The concept of home is one that is over-romanticized, over-marketed, and even a source of competition. I am not dismissing the need for shelter, quite the contrary. And I love creating a sanctuary from the world and its pressures. But the coziest home ever, following al the best hygge practices will only feel as safe as our own heart.
One of our favorite things to decry about today’s society is our endless methods of escaping our external realities. I love to read. Sometimes I binge British television. Sugar and sleep are favorites too. And sometimes I just go blank. The fiction is that we are trying to escape some external stress. The demanding boss, the grumpy husband or nagging wife, bills piled up on the counter: these are the things we are supposedly avoiding.
But the truth is deeper, more painful. We nestle down deep under the soft sofa throws and flip through the channels without really engaging. The goal isn’t to drown out the outside world. It’s the inside one we are running from. How surprising is that when the furniture inside our soul is a mishmash of ugly furniture? Grief, anger, trauma, and regrets, these are what make our homes unsafe. I am not talking about our physical shelter, but our spiritual and emotional ones.
If we are the temple of the Holy Spirit, the home of the Prince of Peace Himself, why then do we find our own selves so intolerable? The Son of Man had no place to lay His head and yet if anyone was ever at home to Himself, it was Jesus. When He prayed that we would be one like He and the Father were one, this is essentially what He was asking. Under all the deflection, painful memories, and regrets, he prayed that our true selves would find rest in the presence of the Holy Spirit in our own souls.
The goal is to be at home in ourselves. I think sometimes we think the Holy Spirit will be controlling. My great-grandmother, for whom I am named, had a bit of a reputation of being a less endearing Marie Kondo. She would visit my grandmother’s home and root through the closets, reorganizing and decluttering without much regard to her daughter’s feelings. I think we are afraid that He who dwells in us will rummage around our subconscious closets and angrily confront us with the monsters hiding therein.
In rest and repentance is our salvation and we will have none of it.

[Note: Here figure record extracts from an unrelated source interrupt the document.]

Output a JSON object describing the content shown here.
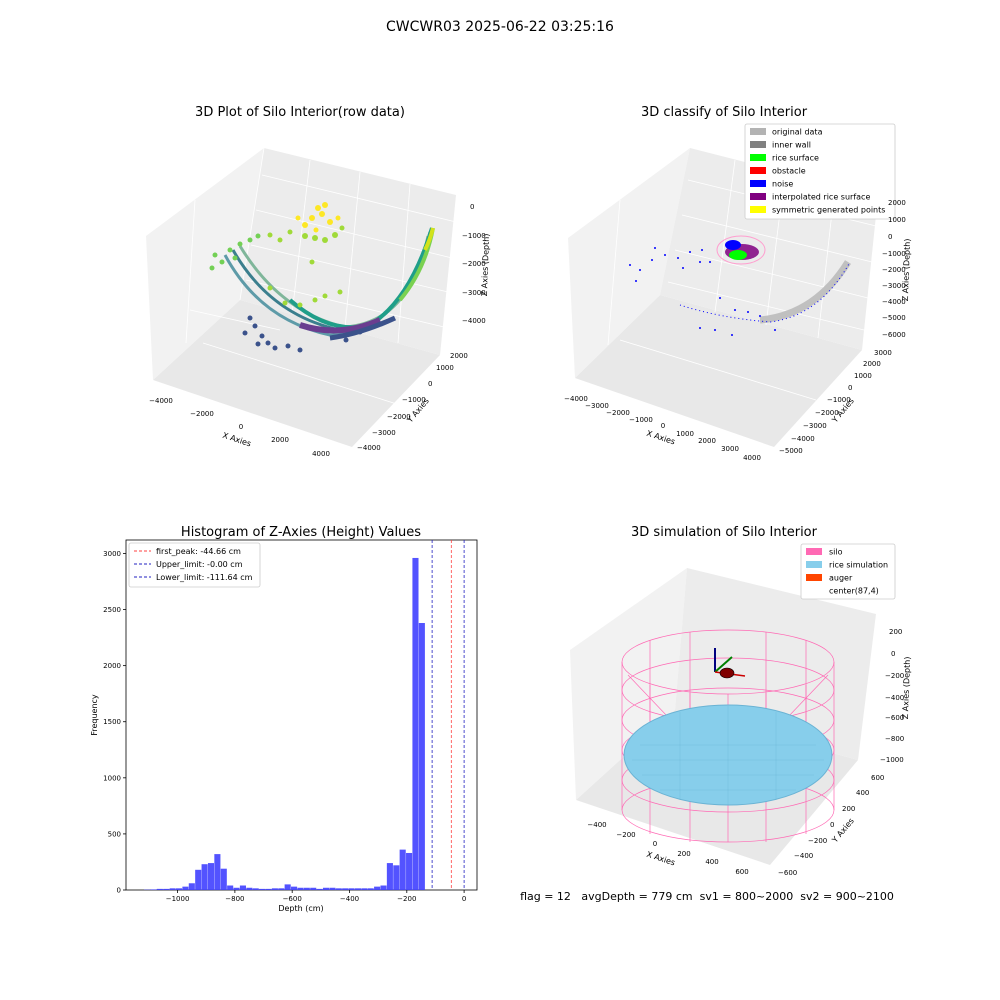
{
  "suptitle": "CWCWR03 2025-06-22 03:25:16",
  "colors": {
    "pane": "#f2f2f2",
    "pane_dark": "#e6e6e6",
    "grid": "#ffffff",
    "hist": "#4040ff",
    "peak": "#ff4040",
    "limit": "#2020c0",
    "silo": "#ff69b4",
    "rice": "#87ceeb",
    "auger": "#ff4500"
  },
  "chart_data": [
    {
      "type": "scatter3d",
      "title": "3D Plot of Silo Interior(row data)",
      "xlabel": "X Axies",
      "ylabel": "Y Axies",
      "zlabel": "Z Axies (Depth)",
      "xticks": [
        "−4000",
        "−2000",
        "0",
        "2000",
        "4000"
      ],
      "yticks": [
        "−4000",
        "−3000",
        "−2000",
        "−1000",
        "0",
        "1000",
        "2000"
      ],
      "zticks": [
        "0",
        "−1000",
        "−2000",
        "−3000",
        "−4000"
      ],
      "colormap": "viridis"
    },
    {
      "type": "scatter3d",
      "title": "3D classify of Silo Interior",
      "xlabel": "X Axies",
      "ylabel": "Y Axies",
      "zlabel": "Z Axies (Depth)",
      "xticks": [
        "−4000",
        "−3000",
        "−2000",
        "−1000",
        "0",
        "1000",
        "2000",
        "3000",
        "4000"
      ],
      "yticks": [
        "−5000",
        "−4000",
        "−3000",
        "−2000",
        "−1000",
        "0",
        "1000",
        "2000",
        "3000"
      ],
      "zticks": [
        "1000",
        "0",
        "−1000",
        "−2000",
        "−3000",
        "−4000",
        "−5000",
        "−6000"
      ],
      "ztick_top": "2000",
      "legend": [
        {
          "label": "original data",
          "color": "#b3b3b3"
        },
        {
          "label": "inner wall",
          "color": "#808080"
        },
        {
          "label": "rice surface",
          "color": "#00ff00"
        },
        {
          "label": "obstacle",
          "color": "#ff0000"
        },
        {
          "label": "noise",
          "color": "#0000ff"
        },
        {
          "label": "interpolated rice surface",
          "color": "#800080"
        },
        {
          "label": "symmetric generated points",
          "color": "#ffff00"
        }
      ],
      "legend_position": "upper-right"
    },
    {
      "type": "histogram",
      "title": "Histogram of Z-Axies (Height) Values",
      "xlabel": "Depth (cm)",
      "ylabel": "Frequency",
      "xlim": [
        -1180,
        45
      ],
      "ylim": [
        0,
        3120
      ],
      "xticks": [
        -1000,
        -800,
        -600,
        -400,
        -200,
        0
      ],
      "xtick_labels": [
        "−1000",
        "−800",
        "−600",
        "−400",
        "−200",
        "0"
      ],
      "yticks": [
        0,
        500,
        1000,
        1500,
        2000,
        2500,
        3000
      ],
      "ytick_labels": [
        "0",
        "500",
        "1000",
        "1500",
        "2000",
        "2500",
        "3000"
      ],
      "bin_width": 22.3,
      "bin_start": -1117,
      "counts": [
        3,
        5,
        10,
        10,
        15,
        15,
        30,
        60,
        180,
        230,
        240,
        320,
        190,
        40,
        20,
        40,
        20,
        15,
        10,
        10,
        15,
        15,
        50,
        30,
        20,
        20,
        20,
        10,
        20,
        20,
        15,
        15,
        15,
        15,
        15,
        15,
        30,
        40,
        240,
        220,
        360,
        330,
        2960,
        2380
      ],
      "vlines": [
        {
          "label": "first_peak: -44.66 cm",
          "x": -44.66,
          "color_key": "peak"
        },
        {
          "label": "Upper_limit: -0.00 cm",
          "x": 0.0,
          "color_key": "limit"
        },
        {
          "label": "Lower_limit: -111.64 cm",
          "x": -111.64,
          "color_key": "limit"
        }
      ],
      "legend_position": "upper-left"
    },
    {
      "type": "surface3d",
      "title": "3D simulation of Silo Interior",
      "xlabel": "X Axies",
      "ylabel": "Y Axies",
      "zlabel": "Z Axies (Depth)",
      "xticks": [
        "−400",
        "−200",
        "0",
        "200",
        "400",
        "600"
      ],
      "yticks": [
        "−600",
        "−400",
        "−200",
        "0",
        "200",
        "400",
        "600"
      ],
      "zticks": [
        "200",
        "0",
        "−200",
        "−400",
        "−600",
        "−800",
        "−1000"
      ],
      "legend": [
        {
          "label": "silo",
          "color": "#ff69b4"
        },
        {
          "label": "rice simulation",
          "color": "#87ceeb"
        },
        {
          "label": "auger",
          "color": "#ff4500"
        },
        {
          "label": "center(87,4)",
          "color": ""
        }
      ],
      "legend_position": "upper-right"
    }
  ],
  "footer_text": "flag = 12   avgDepth = 779 cm  sv1 = 800~2000  sv2 = 900~2100"
}
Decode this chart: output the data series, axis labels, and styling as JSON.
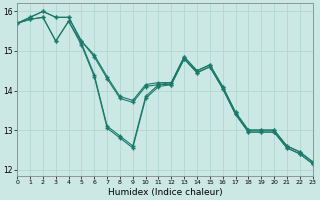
{
  "xlabel": "Humidex (Indice chaleur)",
  "ylabel": "",
  "background_color": "#cce8e4",
  "grid_color": "#b0d8d0",
  "line_color": "#1a7a6a",
  "xlim": [
    0,
    23
  ],
  "ylim": [
    11.85,
    16.2
  ],
  "yticks": [
    12,
    13,
    14,
    15,
    16
  ],
  "xtick_labels": [
    "0",
    "1",
    "2",
    "3",
    "4",
    "5",
    "6",
    "7",
    "8",
    "9",
    "10",
    "11",
    "12",
    "13",
    "14",
    "15",
    "16",
    "17",
    "18",
    "19",
    "20",
    "21",
    "22",
    "23"
  ],
  "series": [
    {
      "x": [
        0,
        1,
        2,
        3,
        4,
        5,
        6,
        7,
        8,
        9,
        10,
        11,
        12,
        13,
        14,
        15,
        16,
        17,
        18,
        19,
        20,
        21,
        22,
        23
      ],
      "y": [
        15.7,
        15.8,
        15.85,
        15.25,
        15.75,
        15.2,
        14.4,
        13.1,
        12.85,
        12.6,
        13.85,
        14.15,
        14.2,
        14.85,
        14.5,
        14.65,
        14.1,
        13.45,
        13.0,
        13.0,
        13.0,
        12.6,
        12.45,
        12.2
      ]
    },
    {
      "x": [
        0,
        1,
        2,
        3,
        4,
        5,
        6,
        7,
        8,
        9,
        10,
        11,
        12,
        13,
        14,
        15,
        16,
        17,
        18,
        19,
        20,
        21,
        22,
        23
      ],
      "y": [
        15.7,
        15.85,
        16.0,
        15.85,
        15.85,
        15.25,
        14.9,
        14.35,
        13.85,
        13.75,
        14.15,
        14.2,
        14.2,
        14.85,
        14.5,
        14.65,
        14.1,
        13.45,
        13.0,
        13.0,
        13.0,
        12.6,
        12.45,
        12.2
      ]
    },
    {
      "x": [
        0,
        1,
        2,
        3,
        4,
        5,
        6,
        7,
        8,
        9,
        10,
        11,
        12,
        13,
        14,
        15,
        16,
        17,
        18,
        19,
        20,
        21,
        22,
        23
      ],
      "y": [
        15.7,
        15.85,
        16.0,
        15.85,
        15.85,
        15.25,
        14.85,
        14.3,
        13.8,
        13.7,
        14.1,
        14.15,
        14.15,
        14.8,
        14.45,
        14.6,
        14.05,
        13.4,
        12.95,
        12.95,
        12.95,
        12.55,
        12.4,
        12.15
      ]
    },
    {
      "x": [
        0,
        1,
        2,
        3,
        4,
        5,
        6,
        7,
        8,
        9,
        10,
        11,
        12,
        13,
        14,
        15,
        16,
        17,
        18,
        19,
        20,
        21,
        22,
        23
      ],
      "y": [
        15.7,
        15.8,
        15.85,
        15.25,
        15.75,
        15.15,
        14.35,
        13.05,
        12.8,
        12.55,
        13.8,
        14.1,
        14.15,
        14.8,
        14.45,
        14.6,
        14.05,
        13.4,
        12.95,
        12.95,
        12.95,
        12.55,
        12.4,
        12.15
      ]
    }
  ]
}
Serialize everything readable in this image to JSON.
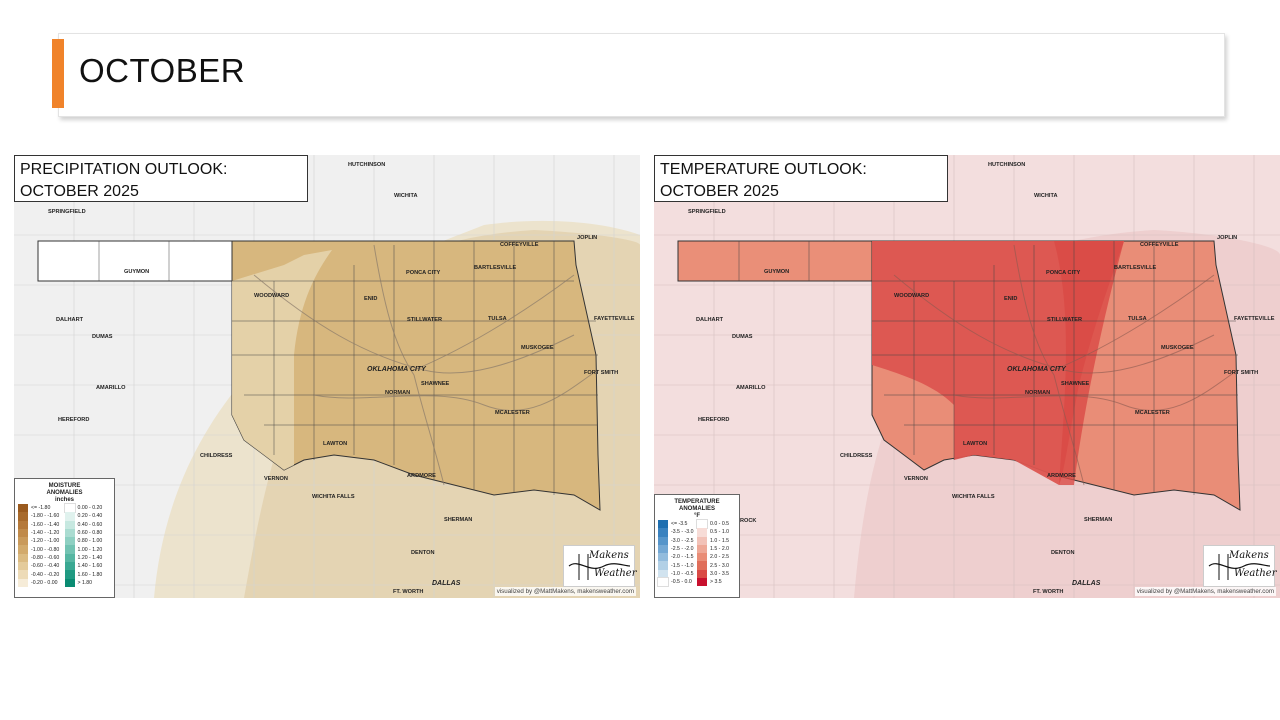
{
  "header": {
    "title": "OCTOBER",
    "accent_color": "#f0832a"
  },
  "maps": {
    "precip": {
      "title_line1": "PRECIPITATION OUTLOOK:",
      "title_line2": "OCTOBER 2025",
      "legend": {
        "title_line1": "MOISTURE",
        "title_line2": "ANOMALIES",
        "title_line3": "inches",
        "left": [
          {
            "label": "<= -1.80",
            "color": "#9a5a1e"
          },
          {
            "label": "-1.80 - -1.60",
            "color": "#a86a2c"
          },
          {
            "label": "-1.60 - -1.40",
            "color": "#b5793a"
          },
          {
            "label": "-1.40 - -1.20",
            "color": "#c08a4a"
          },
          {
            "label": "-1.20 - -1.00",
            "color": "#c99a5b"
          },
          {
            "label": "-1.00 - -0.80",
            "color": "#d2aa6c"
          },
          {
            "label": "-0.80 - -0.60",
            "color": "#dbbb82"
          },
          {
            "label": "-0.60 - -0.40",
            "color": "#e4cb9b"
          },
          {
            "label": "-0.40 - -0.20",
            "color": "#eddbb7"
          },
          {
            "label": "-0.20 - 0.00",
            "color": "#f6ecd8"
          }
        ],
        "right": [
          {
            "label": "0.00 - 0.20",
            "color": "#ffffff"
          },
          {
            "label": "0.20 - 0.40",
            "color": "#e0f2ee"
          },
          {
            "label": "0.40 - 0.60",
            "color": "#c6e8e0"
          },
          {
            "label": "0.60 - 0.80",
            "color": "#aadcd1"
          },
          {
            "label": "0.80 - 1.00",
            "color": "#8ed0c2"
          },
          {
            "label": "1.00 - 1.20",
            "color": "#72c3b2"
          },
          {
            "label": "1.20 - 1.40",
            "color": "#56b6a2"
          },
          {
            "label": "1.40 - 1.60",
            "color": "#3aa892"
          },
          {
            "label": "1.60 - 1.80",
            "color": "#209a82"
          },
          {
            "label": "> 1.80",
            "color": "#0a8b72"
          }
        ]
      }
    },
    "temp": {
      "title_line1": "TEMPERATURE OUTLOOK:",
      "title_line2": "OCTOBER 2025",
      "legend": {
        "title_line1": "TEMPERATURE",
        "title_line2": "ANOMALIES",
        "title_line3": "°F",
        "left": [
          {
            "label": "<= -3.5",
            "color": "#1f6fb0"
          },
          {
            "label": "-3.5 - -3.0",
            "color": "#3a82bf"
          },
          {
            "label": "-3.0 - -2.5",
            "color": "#5695ca"
          },
          {
            "label": "-2.5 - -2.0",
            "color": "#74a8d4"
          },
          {
            "label": "-2.0 - -1.5",
            "color": "#93bcdd"
          },
          {
            "label": "-1.5 - -1.0",
            "color": "#b2d0e6"
          },
          {
            "label": "-1.0 - -0.5",
            "color": "#d1e3ef"
          },
          {
            "label": "-0.5 - 0.0",
            "color": "#ffffff"
          }
        ],
        "right": [
          {
            "label": "0.0 - 0.5",
            "color": "#ffffff"
          },
          {
            "label": "0.5 - 1.0",
            "color": "#f7dcd7"
          },
          {
            "label": "1.0 - 1.5",
            "color": "#f2c2b8"
          },
          {
            "label": "1.5 - 2.0",
            "color": "#eea897"
          },
          {
            "label": "2.0 - 2.5",
            "color": "#e98d77"
          },
          {
            "label": "2.5 - 3.0",
            "color": "#e06e5a"
          },
          {
            "label": "3.0 - 3.5",
            "color": "#d94a45"
          },
          {
            "label": "> 3.5",
            "color": "#c8102e"
          }
        ]
      }
    }
  },
  "cities": {
    "hutchinson": "HUTCHINSON",
    "wichita": "WICHITA",
    "springfield": "SPRINGFIELD",
    "coffeyville": "COFFEYVILLE",
    "joplin": "JOPLIN",
    "guymon": "GUYMON",
    "woodward": "WOODWARD",
    "ponca_city": "PONCA CITY",
    "bartlesville": "BARTLESVILLE",
    "enid": "ENID",
    "fayetteville": "FAYETTEVILLE",
    "dalhart": "DALHART",
    "stillwater": "STILLWATER",
    "tulsa": "TULSA",
    "dumas": "DUMAS",
    "muskogee": "MUSKOGEE",
    "oklahoma_city": "OKLAHOMA CITY",
    "fort_smith": "FORT SMITH",
    "amarillo": "AMARILLO",
    "shawnee": "SHAWNEE",
    "norman": "NORMAN",
    "hereford": "HEREFORD",
    "mcalester": "MCALESTER",
    "lawton": "LAWTON",
    "childress": "CHILDRESS",
    "vernon": "VERNON",
    "ardmore": "ARDMORE",
    "wichita_falls": "WICHITA FALLS",
    "sherman": "SHERMAN",
    "denton": "DENTON",
    "dallas": "DALLAS",
    "ft_worth": "FT. WORTH",
    "rock": "ROCK"
  },
  "logo": {
    "line1": "Makens",
    "line2": "Weather"
  },
  "credit": "visualized by @MattMakens, makensweather.com",
  "colors": {
    "precip_bg": "#f0f0f0",
    "precip_dry_light": "#ece3cd",
    "precip_dry_mid": "#e0c8a0",
    "precip_dry_dark": "#d6b47a",
    "temp_bg": "#f3dede",
    "temp_light": "#e98d77",
    "temp_mid": "#e06e5a",
    "temp_dark": "#d94a45"
  }
}
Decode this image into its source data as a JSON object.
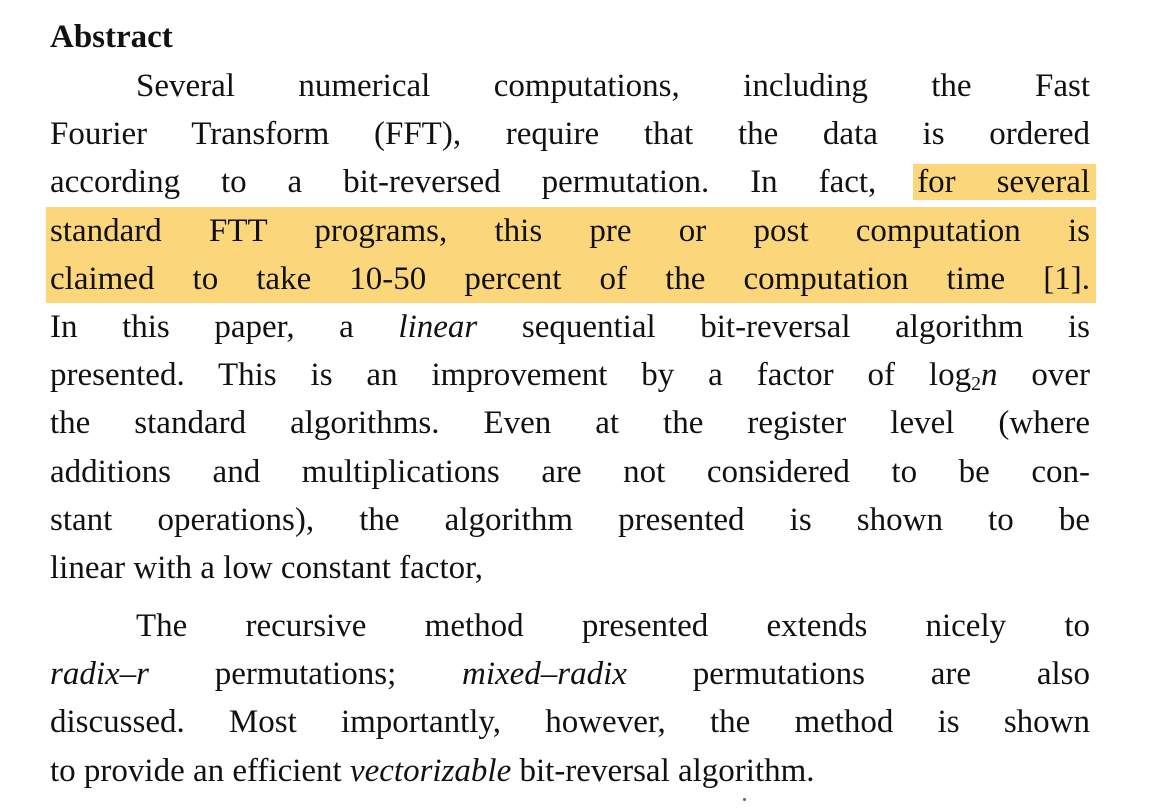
{
  "abstract": {
    "heading": "Abstract",
    "p1": {
      "l1": "Several numerical computations, including the Fast",
      "l2": "Fourier Transform (FFT), require that the data is ordered",
      "l3_plain": "according to a bit-reversed permutation. In fact, ",
      "l3_hl": "for several",
      "l4_hl": "standard FTT programs, this pre or post computation is",
      "l5_hl": "claimed to take 10-50 percent of the computation time [1].",
      "l6_a": "In this paper, a ",
      "l6_em": "linear",
      "l6_b": " sequential bit-reversal algorithm is",
      "l7_a": "presented. This is an improvement by a factor of log",
      "l7_sub": "2",
      "l7_em": "n",
      "l7_b": " over",
      "l8": "the standard algorithms. Even at the register level (where",
      "l9": "additions and multiplications are not considered to be con-",
      "l10": "stant operations), the algorithm presented is shown to be",
      "l11": "linear with a low constant factor,"
    },
    "p2": {
      "l1": "The recursive method presented extends nicely to",
      "l2_em1": "radix–r",
      "l2_a": " permutations; ",
      "l2_em2": "mixed–radix",
      "l2_b": " permutations are also",
      "l3": "discussed. Most importantly, however, the method is shown",
      "l4_a": "to provide an efficient ",
      "l4_em": "vectorizable",
      "l4_b": " bit-reversal algorithm."
    }
  },
  "colors": {
    "highlight": "#fbd67a",
    "text": "#111111"
  }
}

I taught a spiritual formation class at a Christian university for several years. One day I asked the class how many of them felt anxious. I expected at least half to raise their hands. All of them raised their hands. So I told them I was going to teach them the secret of the universe. Skeptical eyebrows up; expectations down. But since they were a captive audience seventy-five minutes twice a week, I forged ahead.
I told them to close their eyes and feel that anxiety as hard as they could. Really let that fear flow for as long as they could. We stayed silent for about five minutes. One by one, shoulders dropped and sighs were heaved. The grimaces on their faces relaxed, and hands unclenched. I didn’t tell them to pretend to feel ok. I didn’t even tell them to pray. I only wanted them to feel their feelings as long as they could.
Eyes began to open and I asked if anyone still felt anxious. A few did, but most felt relief. They came home to themselves and retook ownership. We spent the rest of the class discussing why they felt better. After all, they hadn’t really done much. Except they had. My students listened to themselves, acknowledged what was there, and then their minds could rest. Most admitted that once they allowed themselves to feel the anxiety, it no longer held much power over them.
I don’t mean to suggest that all we have to do every day is sit around and feel our feelings. Except that is the nature of confession. When we admit to ourselves and to the Holy Spirit that we have moved some ugly furniture into the living room, our minds begin to move it back out with His help. The psychological term for this is emotional acceptance. Denying and suppressing our emotions gives them far more power. When we absorb them, admit to them, well… they kind of lose their power.
I think of it as cleaning the kitchen. I have an unbroken streak of four years now of never going to bed with a dirty kitchen. Developing this discipline was difficult at first. I didn’t want to get off the couch. But once I determined that I was going to master the kitchen no matter what, it began to lose its power. I faced the laziness and dread. My dislike of getting my hands wet in the sink got trumped by the peace of waking up to a clean sink. Now it is a habit. What once had the power to fill me with guilt and disgust, even embarrassment, is now almost enjoyable.
Our emotions clutter our souls the way dirty dishes fill our sinks. We have to take each one out, wash it in the cleansing stream of the Holy Spirit, and put it away. One at a time. And yes, we will wash them again. Jesus washed the feet of His disciples. They didn’t need to be fully cleansed all over again, though they requested it. Neither do we. We are fully cleansed by the blood of Jesus. But the dishes pile up in our emotional sinks. Our feet get dirty as we wade through the emotions of the day.
But just as a cluttered home with dishes in the sink and laundry mountains in the hall make us depressed, so too our cluttered temples bring us down. The ancient priests used to store idols in the temple in Jerusalem. We are no better. But if we are home to the Holy Spirit, we have a helper who will cleanse our temples alongside us. Because if we are home to the Holy Spirit, we can be home to ourselves. And if we are home to ourselves, we bring a spirit of refuge to others as well.